The United States serves as a reminder of the dangers of letting money market funds grow. The American industry established itself in the 1970s, when funds offered a way around rate caps on regulated bank deposits. Even after the U.S. liberalised most deposit rates, money market funds kept swelling, funding companies’ short-term borrowing needs.

The peril became apparent in 2008, when the venerable Reserve Primary Fund shocked customers by allowing its net asset value to fall below $1 per share. Investors promptly shunned some types of fund, which led to a financing squeeze. The U.S. Federal Reserve was forced to intervene.

Compared with the United States, China’s money market fund industry is still small. The main funds issued by Alibaba and rivals Tencent and Suning oversaw less than 700 billion yuan by the end of March, which is around 1.5 percent of total personal bank deposits. But the amount managed by Alibaba’s partner fund doubled during the first quarter of 2014. Citic’s cash-machine innovation, if it catches on, will make it even easier to access the funds.

China’s retail investors are especially flighty, so the most important thing is to ensure funds can meet redemptions. The country’s securities regulator makes managers put aside a share of their fees for that purpose. But when inflows are growing strongly, it’s easy to underestimate how much might be needed if investors suddenly want their money back.
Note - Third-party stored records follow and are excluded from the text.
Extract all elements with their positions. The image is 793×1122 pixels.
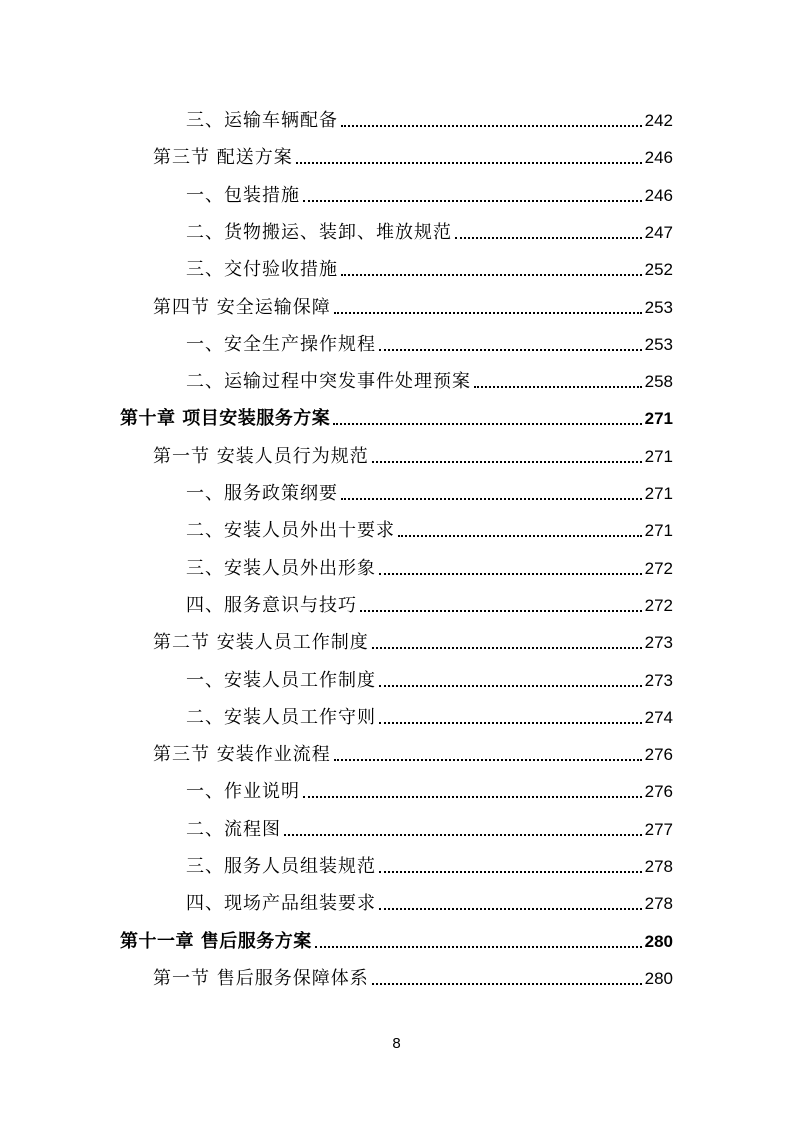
toc-entry-page-number: 271	[644, 484, 673, 503]
toc-entry-title: 二、流程图	[186, 819, 281, 840]
toc-entry-page-number: 274	[644, 708, 673, 727]
dot-leader	[379, 870, 642, 873]
toc-entry[interactable]	[120, 402, 673, 430]
dot-leader	[333, 422, 641, 425]
toc-entry[interactable]	[186, 589, 673, 617]
dot-leader	[284, 833, 642, 836]
toc-entry-title: 二、运输过程中突发事件处理预案	[186, 371, 471, 392]
toc-entry-title: 第三节 配送方案	[153, 147, 293, 168]
toc-entry[interactable]	[186, 701, 673, 729]
toc-entry[interactable]	[186, 216, 673, 244]
toc-entry-page-number: 253	[644, 298, 673, 317]
toc-entry-page-number: 276	[644, 745, 673, 764]
toc-entry-page-number: 280	[644, 932, 673, 951]
toc-entry-page-number: 242	[644, 111, 673, 130]
toc-entry-page-number: 247	[644, 223, 673, 242]
dot-leader	[379, 348, 642, 351]
dot-leader	[341, 273, 642, 276]
toc-entry-page-number: 271	[644, 409, 673, 428]
dot-leader	[379, 572, 642, 575]
toc-entry-page-number: 278	[644, 857, 673, 876]
dot-leader	[303, 199, 642, 202]
dot-leader	[334, 311, 642, 314]
toc-entry-title: 一、安装人员工作制度	[186, 670, 376, 691]
toc-entry-page-number: 272	[644, 559, 673, 578]
toc-entry[interactable]	[186, 179, 673, 207]
toc-entry[interactable]	[186, 552, 673, 580]
toc-entry[interactable]	[120, 925, 673, 953]
dot-leader	[296, 161, 642, 164]
toc-entry[interactable]	[186, 887, 673, 915]
dot-leader	[379, 721, 642, 724]
toc-entry[interactable]	[186, 253, 673, 281]
toc-entry[interactable]	[153, 962, 673, 990]
toc-entry-title: 四、服务意识与技巧	[186, 595, 357, 616]
toc-entry[interactable]	[153, 141, 673, 169]
dot-leader	[334, 758, 642, 761]
dot-leader	[341, 124, 642, 127]
dot-leader	[372, 460, 642, 463]
toc-entry[interactable]	[186, 514, 673, 542]
toc-entry-title: 第一节 安装人员行为规范	[153, 446, 369, 467]
toc-entry-title: 一、包装措施	[186, 185, 300, 206]
dot-leader	[474, 385, 642, 388]
dot-leader	[379, 684, 642, 687]
toc-entry-title: 二、安装人员工作守则	[186, 707, 376, 728]
toc-entry-title: 四、现场产品组装要求	[186, 893, 376, 914]
toc-entry[interactable]	[153, 291, 673, 319]
toc-entry-page-number: 253	[644, 335, 673, 354]
toc-entry-title: 二、货物搬运、装卸、堆放规范	[186, 222, 452, 243]
toc-entry[interactable]	[153, 440, 673, 468]
toc-entry-page-number: 271	[644, 447, 673, 466]
toc-entry-title: 第三节 安装作业流程	[153, 744, 331, 765]
toc-entry-title: 三、安装人员外出形象	[186, 558, 376, 579]
toc-entry-page-number: 280	[644, 969, 673, 988]
toc-entry-title: 一、作业说明	[186, 781, 300, 802]
toc-entry-title: 第四节 安全运输保障	[153, 297, 331, 318]
page-number: 8	[392, 1035, 401, 1052]
dot-leader	[379, 907, 642, 910]
toc-entry-title: 第十一章 售后服务方案	[120, 931, 312, 952]
dot-leader	[315, 945, 642, 948]
toc-entry-page-number: 258	[644, 372, 673, 391]
toc-entry-title: 一、安全生产操作规程	[186, 334, 376, 355]
dot-leader	[398, 534, 642, 537]
toc-entry[interactable]	[186, 104, 673, 132]
dot-leader	[372, 982, 642, 985]
dot-leader	[360, 609, 642, 612]
toc-entry-page-number: 272	[644, 596, 673, 615]
dot-leader	[341, 497, 642, 500]
toc-entry[interactable]	[186, 365, 673, 393]
toc-entry[interactable]	[186, 328, 673, 356]
toc-entry[interactable]	[186, 477, 673, 505]
toc-entry-page-number: 246	[644, 148, 673, 167]
toc-entry-page-number: 246	[644, 186, 673, 205]
dot-leader	[303, 795, 642, 798]
toc-entry-page-number: 273	[644, 633, 673, 652]
toc-entry[interactable]	[186, 775, 673, 803]
toc-entry-page-number: 276	[644, 782, 673, 801]
toc-entry[interactable]	[186, 813, 673, 841]
toc-entry-page-number: 278	[644, 894, 673, 913]
toc-entry-title: 三、运输车辆配备	[186, 110, 338, 131]
toc-entry-title: 二、安装人员外出十要求	[186, 520, 395, 541]
toc-entry-page-number: 273	[644, 671, 673, 690]
toc-entry-title: 三、交付验收措施	[186, 259, 338, 280]
toc-entry-title: 一、服务政策纲要	[186, 483, 338, 504]
toc-entry-title: 三、服务人员组装规范	[186, 856, 376, 877]
toc-entry-page-number: 277	[644, 820, 673, 839]
toc-entry-page-number: 271	[644, 521, 673, 540]
dot-leader	[455, 236, 642, 239]
toc-entry[interactable]	[153, 738, 673, 766]
toc-entry-page-number: 252	[644, 260, 673, 279]
toc-entry-title: 第二节 安装人员工作制度	[153, 632, 369, 653]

The most obvious solution is to free up China’s bank deposit rates, reducing the interest rate arbitrage that powers money market funds. Even then, however, the funds would have an advantage. They do not have to set aside 20 percent of their deposits as a liquidity buffer, as banks do. If funds faced the same regulations as banks, their returns would shrink.

U.S. regulators are still tying themselves in knots over whether to take this step. China’s watchdogs have a chance to set the pace. If they do, China’s money market funds could be a helpful innovation, not a destabilising fad.